Women And Sharia

Pakistan’s top advisory body constituting renowned clerics, the Council of Islamic Ideology (CII), has come up with their own version of the Protection of Women Against Violence Act 2016 (PWA). The CII wants to save society from the ruin that will be caused by the offensively ‘un-Islamic’ bill, hence their own bill created by Mufti Imdadullah, who belongs to JUI-F, adds all the clauses that give women the rights that Islam has assigned for them and makes them acceptable to the CII men. The salient features of the women protection bill proposed by the CII include the permission for the husband to ‘lightly’ beat his wife if she disobeys him, wants females to quit the workforce and sit at home as prescribed by sharia laws.

Though the body probably unanimously agreed upon such light beatings, one wonders if they considered the fact that this was a law created for women, and that maybe a female opinion should be taken on the matter. Taking cue from the way women are given “liberties” in Saudi Arabia, beatings are to be allowed if a woman does not wear the Hijab, interacts with strangers and provides monetary support to people without taking consent first of her spouse. This revision is not meant to make the original PWA acceptable to all parties, it is meant to completely reverse and discredit the momentum gained to protect the women of Pakistan.

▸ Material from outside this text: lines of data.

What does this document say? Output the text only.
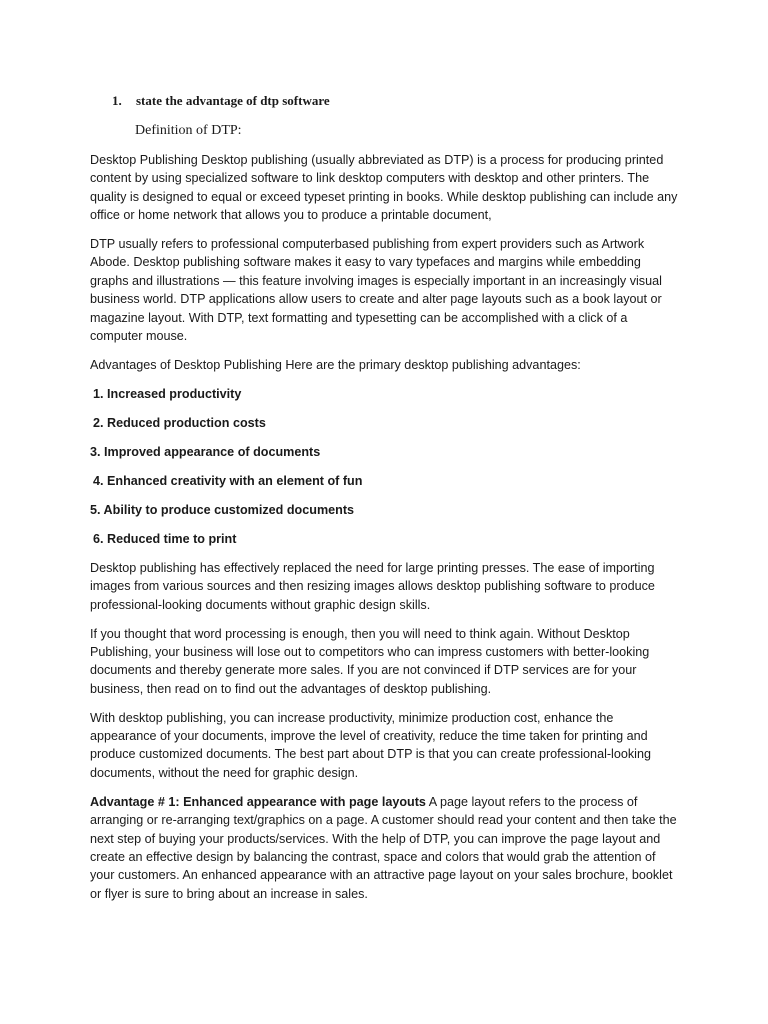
1.	state the advantage of dtp software
Definition of DTP:

Desktop Publishing Desktop publishing (usually abbreviated as DTP) is a process for producing printed content by using specialized software to link desktop computers with desktop and other printers. The quality is designed to equal or exceed typeset printing in books. While desktop publishing can include any office or home network that allows you to produce a printable document,

DTP usually refers to professional computerbased publishing from expert providers such as Artwork Abode. Desktop publishing software makes it easy to vary typefaces and margins while embedding graphs and illustrations — this feature involving images is especially important in an increasingly visual business world. DTP applications allow users to create and alter page layouts such as a book layout or magazine layout. With DTP, text formatting and typesetting can be accomplished with a click of a computer mouse.

Advantages of Desktop Publishing Here are the primary desktop publishing advantages:

1. Increased productivity
2. Reduced production costs
3. Improved appearance of documents
4. Enhanced creativity with an element of fun
5. Ability to produce customized documents
6. Reduced time to print

Desktop publishing has effectively replaced the need for large printing presses. The ease of importing images from various sources and then resizing images allows desktop publishing software to produce professional-looking documents without graphic design skills.

If you thought that word processing is enough, then you will need to think again. Without Desktop Publishing, your business will lose out to competitors who can impress customers with better-looking documents and thereby generate more sales. If you are not convinced if DTP services are for your business, then read on to find out the advantages of desktop publishing.

With desktop publishing, you can increase productivity, minimize production cost, enhance the appearance of your documents, improve the level of creativity, reduce the time taken for printing and produce customized documents. The best part about DTP is that you can create professional-looking documents, without the need for graphic design.

Advantage # 1: Enhanced appearance with page layouts A page layout refers to the process of arranging or re-arranging text/graphics on a page. A customer should read your content and then take the next step of buying your products/services. With the help of DTP, you can improve the page layout and create an effective design by balancing the contrast, space and colors that would grab the attention of your customers. An enhanced appearance with an attractive page layout on your sales brochure, booklet or flyer is sure to bring about an increase in sales.
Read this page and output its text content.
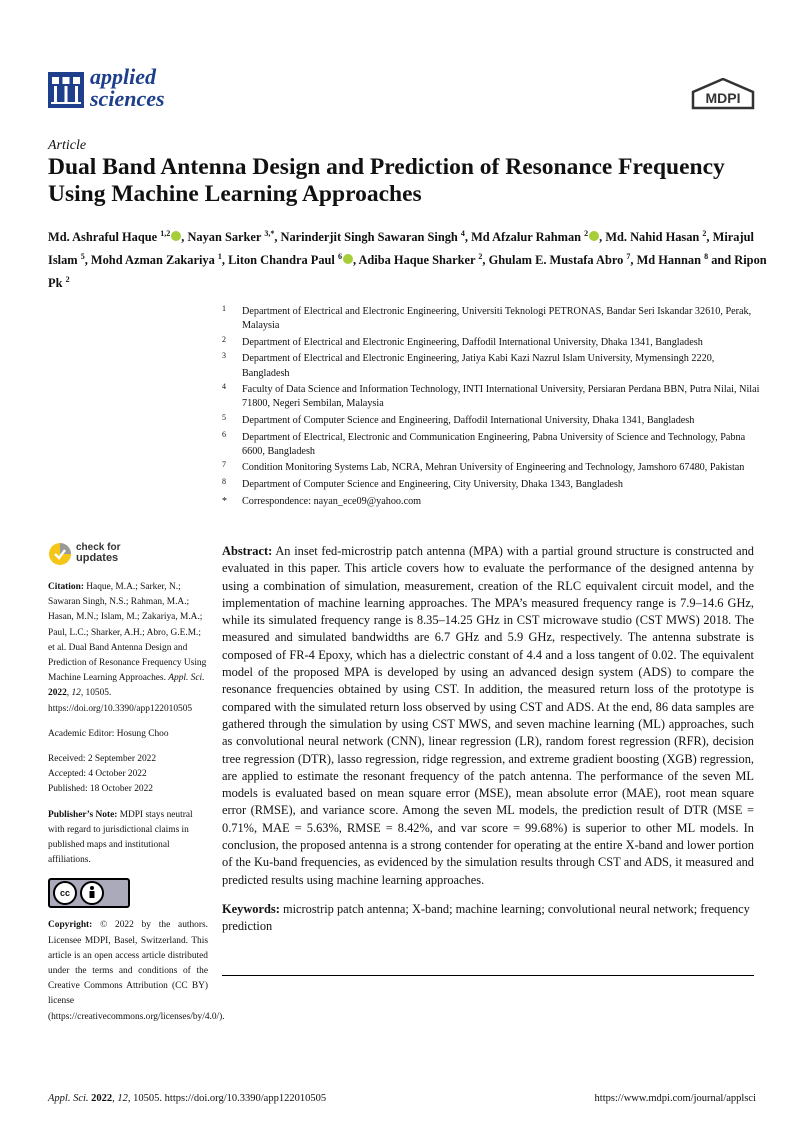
applied
sciences	MDPI
Article
Dual Band Antenna Design and Prediction of Resonance Frequency Using Machine Learning Approaches
Md. Ashraful Haque $^{1,2}$ , Nayan Sarker $^{3,*}$, Narinderjit Singh Sawaran Singh $^4$, Md Afzalur Rahman $^2$ , Md. Nahid Hasan $^2$, Mirajul Islam $^5$, Mohd Azman Zakariya $^1$, Liton Chandra Paul $^6$ , Adiba Haque Sharker $^2$, Ghulam E. Mustafa Abro $^7$, Md Hannan $^8$ and Ripon Pk $^2$
1 Department of Electrical and Electronic Engineering, Universiti Teknologi PETRONAS, Bandar Seri Iskandar 32610, Perak, Malaysia
2 Department of Electrical and Electronic Engineering, Daffodil International University, Dhaka 1341, Bangladesh
3 Department of Electrical and Electronic Engineering, Jatiya Kabi Kazi Nazrul Islam University, Mymensingh 2220, Bangladesh
4 Faculty of Data Science and Information Technology, INTI International University, Persiaran Perdana BBN, Putra Nilai, Nilai 71800, Negeri Sembilan, Malaysia
5 Department of Computer Science and Engineering, Daffodil International University, Dhaka 1341, Bangladesh
6 Department of Electrical, Electronic and Communication Engineering, Pabna University of Science and Technology, Pabna 6600, Bangladesh
7 Condition Monitoring Systems Lab, NCRA, Mehran University of Engineering and Technology, Jamshoro 67480, Pakistan
8 Department of Computer Science and Engineering, City University, Dhaka 1343, Bangladesh
* Correspondence: nayan_ece09@yahoo.com
check for
updates

Citation: Haque, M.A.; Sarker, N.; Sawaran Singh, N.S.; Rahman, M.A.; Hasan, M.N.; Islam, M.; Zakariya, M.A.; Paul, L.C.; Sharker, A.H.; Abro, G.E.M.; et al. Dual Band Antenna Design and Prediction of Resonance Frequency Using Machine Learning Approaches. Appl. Sci. 2022, 12, 10505. https://doi.org/10.3390/app122010505

Academic Editor: Hosung Choo

Received: 2 September 2022
Accepted: 4 October 2022

Published: 18 October 2022

Publisher’s Note: MDPI stays neutral with regard to jurisdictional claims in published maps and institutional affiliations.

cc

Copyright: © 2022 by the authors. Licensee MDPI, Basel, Switzerland. This article is an open access article distributed under the terms and conditions of the Creative Commons Attribution (CC BY) license (https://creativecommons.org/licenses/by/4.0/).

Abstract: An inset fed-microstrip patch antenna (MPA) with a partial ground structure is constructed and evaluated in this paper. This article covers how to evaluate the performance of the designed antenna by using a combination of simulation, measurement, creation of the RLC equivalent circuit model, and the implementation of machine learning approaches. The MPA’s measured frequency range is 7.9–14.6 GHz, while its simulated frequency range is 8.35–14.25 GHz in CST microwave studio (CST MWS) 2018. The measured and simulated bandwidths are 6.7 GHz and 5.9 GHz, respectively. The antenna substrate is composed of FR-4 Epoxy, which has a dielectric constant of 4.4 and a loss tangent of 0.02. The equivalent model of the proposed MPA is developed by using an advanced design system (ADS) to compare the resonance frequencies obtained by using CST. In addition, the measured return loss of the prototype is compared with the simulated return loss observed by using CST and ADS. At the end, 86 data samples are gathered through the simulation by using CST MWS, and seven machine learning (ML) approaches, such as convolutional neural network (CNN), linear regression (LR), random forest regression (RFR), decision tree regression (DTR), lasso regression, ridge regression, and extreme gradient boosting (XGB) regression, are applied to estimate the resonant frequency of the patch antenna. The performance of the seven ML models is evaluated based on mean square error (MSE), mean absolute error (MAE), root mean square error (RMSE), and variance score. Among the seven ML models, the prediction result of DTR (MSE = 0.71%, MAE = 5.63%, RMSE = 8.42%, and var score = 99.68%) is superior to other ML models. In conclusion, the proposed antenna is a strong contender for operating at the entire X-band and lower portion of the Ku-band frequencies, as evidenced by the simulation results through CST and ADS, it measured and predicted results using machine learning approaches.

Keywords: microstrip patch antenna; X-band; machine learning; convolutional neural network; frequency prediction

Appl. Sci. 2022, 12, 10505. https://doi.org/10.3390/app122010505	https://www.mdpi.com/journal/applsci
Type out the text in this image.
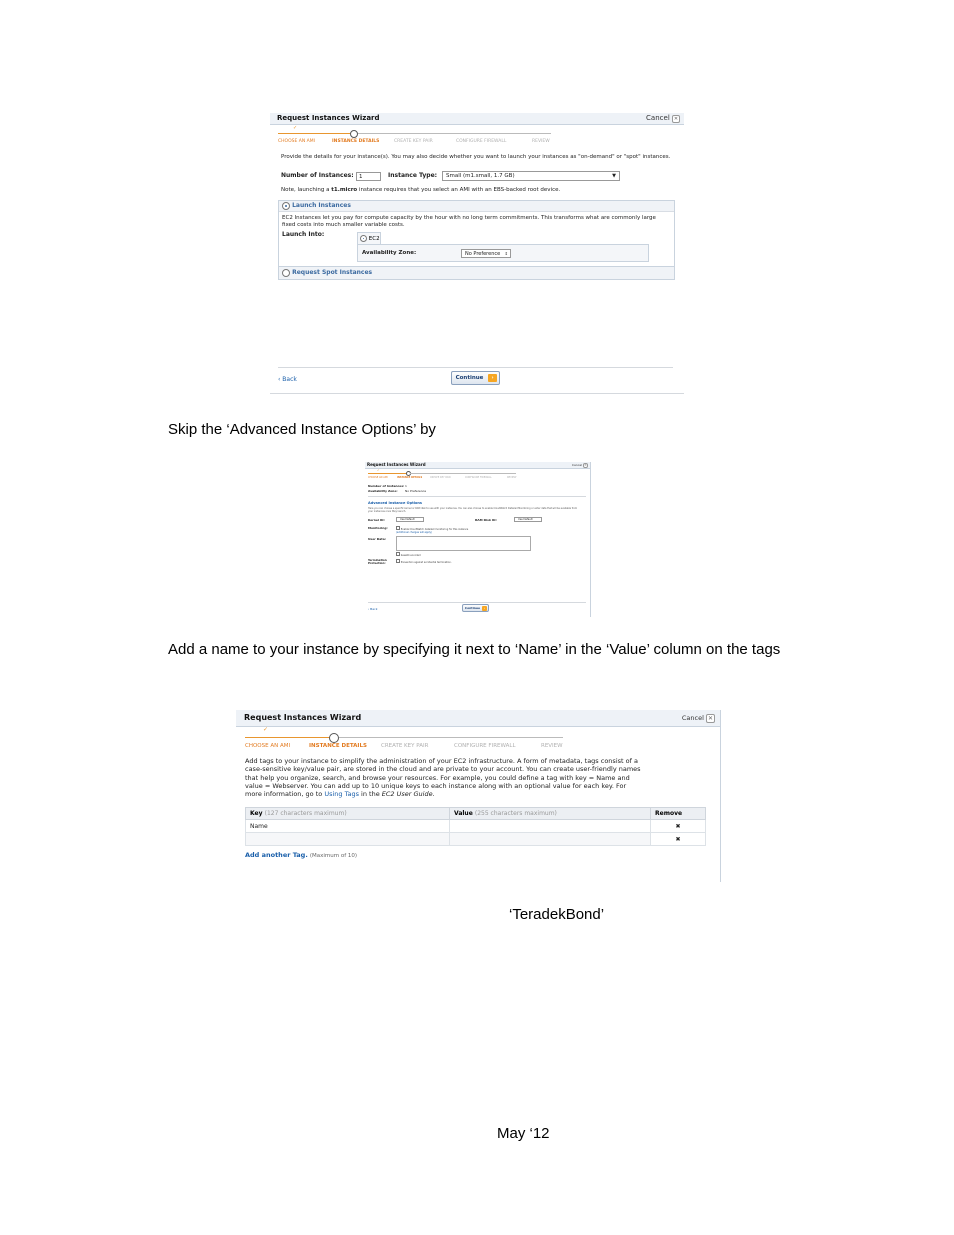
Request Instances Wizard	Cancel ✕
✓
CHOOSE AN AMI	INSTANCE DETAILS	CREATE KEY PAIR	CONFIGURE FIREWALL	REVIEW
Provide the details for your instance(s). You may also decide whether you want to launch your instances as "on-demand" or "spot" instances.
Number of Instances: 1	Instance Type:	Small (m1.small, 1.7 GB)	▼
Note, launching a t1.micro instance requires that you select an AMI with an EBS-backed root device.
Launch Instances
EC2 Instances let you pay for compute capacity by the hour with no long term commitments. This transforms what are commonly large fixed costs into much smaller variable costs.
Launch Into:
EC2
Availability Zone:	No Preference ⇕
Request Spot Instances
‹ Back	Continue	›
Skip the ‘Advanced Instance Options’ by
Request Instances Wizard	Cancel ✕
✓
CHOOSE AN AMI	INSTANCE DETAILS	CREATE KEY PAIR	CONFIGURE FIREWALL	REVIEW
Number of Instances: 1
Availability Zone: No Preference
Advanced Instance Options
Here you can choose a specific kernel or RAM disk to use with your instances. You can also choose to enable CloudWatch Detailed Monitoring or enter data that will be available from your instances once they launch.
Kernel ID:	Use Default	RAM Disk ID:	Use Default
Monitoring:	Enable CloudWatch detailed monitoring for this instance
(additional charges will apply)
User Data:
base64 encoded
Termination Protection:	Prevention against accidental termination.
‹ Back	Continue	›
Add a name to your instance by specifying it next to ‘Name’ in the ‘Value’ column on the tags
Request Instances Wizard	Cancel ✕
✓
CHOOSE AN AMI	INSTANCE DETAILS	CREATE KEY PAIR	CONFIGURE FIREWALL	REVIEW
Add tags to your instance to simplify the administration of your EC2 infrastructure. A form of metadata, tags consist of a
case-sensitive key/value pair, are stored in the cloud and are private to your account. You can create user-friendly names
that help you organize, search, and browse your resources. For example, you could define a tag with key = Name and
value = Webserver. You can add up to 10 unique keys to each instance along with an optional value for each key. For
more information, go to Using Tags in the EC2 User Guide.
Key (127 characters maximum)	Value (255 characters maximum)	Remove
Name		✖
		✖
Add another Tag. (Maximum of 10)
‘TeradekBond’
May ‘12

The PWA is supposed to protect women, not create laws that open them to more male abuse in case they don’t cover their head or talk to a stranger.

The CII has only made it clear that the recent wave of support to reform the clerical body is the right path to take. Just when the women of Pakistan are making strides in every arena possible from politics and education to the air force and military, the CII believes that women have no place in the workforce. It says there should be a ban on co-education after primary education, ban on women from taking part in military combat, ban on welcoming foreign delegations, interacting with males and making recreational visits with ‘Na-Mehrams’. The bill only stops short of the suggestion to bring back stoning and whipping in public and the infamous Hudood Ordinance.

With the government regularly establishing its resolve to root out extremism from the country it is about time it extends its efforts towards this regressive institution. Any compromise on protecting women from violence, no matter what a woman wears or who she speaks to or where she wants to work, is a step backward for our country, straight into savagery and barbarity.